翻訳アプリを入れると、その機械でいちばん売れていない商品を買ったときだけ、自動販売機の声が一文聞こえる。
夜警は興味本位で、温かいトマトジュースを買った。
売れていない理由がよく分かる味だった。
自動販売機が言った。
「清掃の人、毎晩これを押して、やめる」
翌晩、清掃員の女性が機械の前でトマトジュースのボタンへ指を置き、財布を見て水に変えた。
夜警は見て見ぬふりをした。
次の日も最不人気を買う。
今度は冷たい甘酒。
「三階の人、金曜だけ硬貨を一枚多く入れる」
調べると、残業する社員が釣り銭口へ百円を残していた。
誰かの飲み物代らしい。
自動販売機は人の秘密を知っているのではない。
押されたボタンと、入れられた硬貨しか覚えていない。
それでも、数字の間に小さな手つきが残っていた。
夜警は釣り銭口へ一枚入れ、清掃員へ言った。
「今日はトマト、誰かのおごりらしいです」
女性は笑った。
「それ、まずいから売れないんですよ」
「知ってます」
二人で一本を紙コップへ分けた。
やはりまずかった。
その後、夜警は最不人気の商品を一日一本買った。
昆布茶。
炭酸入り牛乳。
季節外れの冷たい汁粉。
自動販売機の声は、短い報告を続けた。
「新人、毎朝コーヒーを選ぶふりして帰る」
「配達の人、雨の日だけ二本」
「清掃の人、今日は押さなかった」
女性が休んだ日だった。
夜警が心配して連絡すると、熱を出していた。
同僚と仕事を代わり、薬を届けた。
自動販売機が人をつないだというより、夜警がそれまで数字の外にいた人へ目を向けるようになったのだ。
春、機械は新型へ交換された。
最終日、夜警は一番売れなかったトマトジュースを買った。
「私、撤去。
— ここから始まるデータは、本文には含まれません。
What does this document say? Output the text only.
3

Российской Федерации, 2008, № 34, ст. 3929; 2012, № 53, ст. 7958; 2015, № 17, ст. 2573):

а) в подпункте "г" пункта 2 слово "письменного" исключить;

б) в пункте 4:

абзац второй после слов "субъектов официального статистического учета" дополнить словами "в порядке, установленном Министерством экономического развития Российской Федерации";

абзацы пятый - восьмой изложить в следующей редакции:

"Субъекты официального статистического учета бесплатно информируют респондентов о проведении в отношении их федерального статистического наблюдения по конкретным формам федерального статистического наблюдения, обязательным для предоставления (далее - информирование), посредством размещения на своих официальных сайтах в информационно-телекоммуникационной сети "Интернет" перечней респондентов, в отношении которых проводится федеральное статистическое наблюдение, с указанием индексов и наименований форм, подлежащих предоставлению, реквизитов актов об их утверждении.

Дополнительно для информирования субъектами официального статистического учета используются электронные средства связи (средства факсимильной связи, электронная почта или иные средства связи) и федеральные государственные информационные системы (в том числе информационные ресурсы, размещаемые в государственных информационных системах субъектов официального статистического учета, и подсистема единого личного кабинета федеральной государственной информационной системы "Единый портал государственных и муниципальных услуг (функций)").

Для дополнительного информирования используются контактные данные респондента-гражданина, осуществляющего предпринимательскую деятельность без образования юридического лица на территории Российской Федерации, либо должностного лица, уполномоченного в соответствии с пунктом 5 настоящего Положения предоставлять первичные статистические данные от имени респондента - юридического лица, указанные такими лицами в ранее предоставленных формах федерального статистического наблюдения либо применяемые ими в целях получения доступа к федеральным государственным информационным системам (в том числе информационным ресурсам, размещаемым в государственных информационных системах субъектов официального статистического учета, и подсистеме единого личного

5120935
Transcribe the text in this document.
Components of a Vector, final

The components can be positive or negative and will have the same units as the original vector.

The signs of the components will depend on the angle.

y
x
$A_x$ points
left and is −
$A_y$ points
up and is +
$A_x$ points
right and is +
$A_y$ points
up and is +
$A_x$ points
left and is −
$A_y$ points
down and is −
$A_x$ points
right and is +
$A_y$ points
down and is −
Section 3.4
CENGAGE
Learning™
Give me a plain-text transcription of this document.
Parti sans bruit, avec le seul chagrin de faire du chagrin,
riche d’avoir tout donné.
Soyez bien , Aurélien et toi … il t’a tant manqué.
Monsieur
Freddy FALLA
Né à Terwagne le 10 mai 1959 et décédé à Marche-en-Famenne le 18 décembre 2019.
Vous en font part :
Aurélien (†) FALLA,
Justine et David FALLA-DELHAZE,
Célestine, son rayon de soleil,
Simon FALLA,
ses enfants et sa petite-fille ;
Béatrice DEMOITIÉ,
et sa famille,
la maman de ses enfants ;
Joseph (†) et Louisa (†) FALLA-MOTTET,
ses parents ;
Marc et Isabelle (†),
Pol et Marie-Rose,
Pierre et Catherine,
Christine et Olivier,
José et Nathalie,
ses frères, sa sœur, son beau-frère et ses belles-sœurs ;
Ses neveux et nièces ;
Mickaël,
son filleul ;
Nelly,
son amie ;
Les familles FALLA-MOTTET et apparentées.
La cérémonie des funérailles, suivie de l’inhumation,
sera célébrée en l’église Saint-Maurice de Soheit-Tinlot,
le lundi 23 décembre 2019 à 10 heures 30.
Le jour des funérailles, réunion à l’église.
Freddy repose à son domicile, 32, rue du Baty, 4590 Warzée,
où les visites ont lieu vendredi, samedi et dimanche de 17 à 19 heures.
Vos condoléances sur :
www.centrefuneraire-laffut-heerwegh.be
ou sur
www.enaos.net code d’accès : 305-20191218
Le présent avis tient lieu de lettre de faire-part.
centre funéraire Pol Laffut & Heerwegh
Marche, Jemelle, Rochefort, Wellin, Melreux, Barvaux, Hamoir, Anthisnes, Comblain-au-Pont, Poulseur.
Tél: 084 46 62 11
賞味期限、明日」
機械は自分のことまで販売記録のように話した。
夜警と清掃員は、残った缶を全部買った。
夜勤の人たちへ配り、屋上で乾杯した。
誰もおいしいとは言わなかった。
新しい自動販売機は翻訳アプリに対応しない。
その代わり、脇に小さな箱が置かれた。
「一杯分、置いていけます」
硬貨が入る日も、空の日もある。
夜警は売れ筋だけでなく、押しかけてやめた指の動きも見るようになった。
言葉にならない遠慮は、機械が話さなくても、少し注意すれば見える。